Location
- 1500 East U.S. 136 Table Grove, Fulton County, Illinois 61482 USA 40°21′26″N 90°25′05″W﻿ / ﻿40.35716°N 90.41795°W

Information
- Type: Comprehensive Public High School
- School district: V.I.T. Community Unit School District 2
- Principal: Mark Darr
- Teaching staff: 12.68 (FTE)
- Grades: 9–12
- Enrollment: 83 (2023-2024)
- Student to teacher ratio: 6.55
- Campus type: Rural
- Colors: Purple, Green
- Athletics conference: Prairieland
- Mascot: Rebels
- PSAE average: 41%
- Website: V.I.T. Schools Website

= VIT High School =

V.I.T. High School, or VHS, is a public four-year high school located at 1500 U.S. Hwy. 136 East near Table Grove, Illinois, a village in Fulton County, Illinois, in the Midwestern United States. VHS is part of V.I.T. Community Unit School District 2, which serves the communities of Vermont, Ipava, and Table Grove (V.I.T), and includes V.I.T. Junior High School, and V.I.T. Elementary School. The campus is located 30 miles southwest of Canton, IL, and serves a mixed village and rural residential community. The school lies within the Canton micropolitan statistical area.

== Academics ==
In 2009 V.I.T. High School did not make Adequate Yearly Progress, with 41% of students meeting standards, on the Prairie State Achievement Examination, a state test that is part of the No Child Left Behind Act. The school's average high school graduation rate between 1999-2009 was 95%.

== Athletics ==
V.I.T. High School competes in the Prairieland Conference and is a member school in the Illinois High School Association. It coops with neighboring Astoria High School for most athletics. Their combined name and mascot is the South Fulton Rebels. The school has no state championships on record in team athletics and activities.

== History ==
The history of V.I.T. High School is also the history of its component schools, Vermont High School, Ipava High School, and Table Grove High School. VHS formed in 1947 when the three schools consolidated.
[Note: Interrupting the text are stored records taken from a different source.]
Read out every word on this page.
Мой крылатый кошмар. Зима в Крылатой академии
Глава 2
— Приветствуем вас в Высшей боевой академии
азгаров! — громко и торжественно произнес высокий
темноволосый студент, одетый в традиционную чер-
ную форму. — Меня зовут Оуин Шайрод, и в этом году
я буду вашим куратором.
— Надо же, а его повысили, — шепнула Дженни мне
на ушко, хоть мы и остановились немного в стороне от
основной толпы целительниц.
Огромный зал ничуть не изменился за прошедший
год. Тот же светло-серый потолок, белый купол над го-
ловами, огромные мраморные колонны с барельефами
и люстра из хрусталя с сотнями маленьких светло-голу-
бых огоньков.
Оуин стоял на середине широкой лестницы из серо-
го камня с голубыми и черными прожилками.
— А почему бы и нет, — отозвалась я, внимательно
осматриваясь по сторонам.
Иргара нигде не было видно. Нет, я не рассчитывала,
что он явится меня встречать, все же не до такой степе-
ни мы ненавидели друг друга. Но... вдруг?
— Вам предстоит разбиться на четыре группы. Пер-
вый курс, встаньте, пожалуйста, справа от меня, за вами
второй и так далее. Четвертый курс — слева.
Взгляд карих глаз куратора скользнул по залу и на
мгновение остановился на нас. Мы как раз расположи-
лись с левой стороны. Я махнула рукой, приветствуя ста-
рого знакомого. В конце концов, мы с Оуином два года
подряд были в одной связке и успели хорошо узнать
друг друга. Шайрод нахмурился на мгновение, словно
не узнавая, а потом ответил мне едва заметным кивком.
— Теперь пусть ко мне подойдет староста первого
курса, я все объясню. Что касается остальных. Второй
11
=== Vermont High School ===
It is believed that a high school existed in the town of Vermont, Illinois since the late 19th century. However, the late 1940s brought the pressure of consolidation throughout the state of Illinois, especially smaller towns like Vermont, Ipava, and Table Grove. In 1947, the three towns consolidated to create the Vermont-Ipava-Table Grove (V.I.T.) School District. The schools for the district are now located just south of Table Grove.

=== Ipava High School ===
Education existed in Ipava, Illinois since the early 19th century with a stone building built in 1830 serving as the first school building. Another building was built in the 1850s. The first high school class graduated in 1884. The Ipava High School mascot was the Bulldog and its colors were blue and gold. After several decades of high school education, in the mid-1940s talks arose of a consolidation with the nearby school districts in Table Grove and Vermont. The consolidation became a reality in 1947 with the creation of the Vermont-Ipava-Table Grove School District. The Ipava school continued to host grades 1 - 6 for the V.I.T. school district for several years after the consolidation. A new elementary school was built near the V.I.T. high school in the 1970s. After this time the former Ipava school building served as a senior citizens center for a short while before being razed.

=== Table Grove High School ===
Table Grove's first school house was established in 1845. A high school was later started in the late 1880s, with its first graduate in 1891. A newer community high school was incorporated in 1920. Consolidation talks arose in the 1940s with the neighboring towns of Ipava and Vermont. The actual consolidation occurred in 1947 with the establishment of the Vermont-Ipava-Table Grove (V.I.T.) School District. A large and new complex was developed near Table Grove to house the students of the new district for all grades K-12.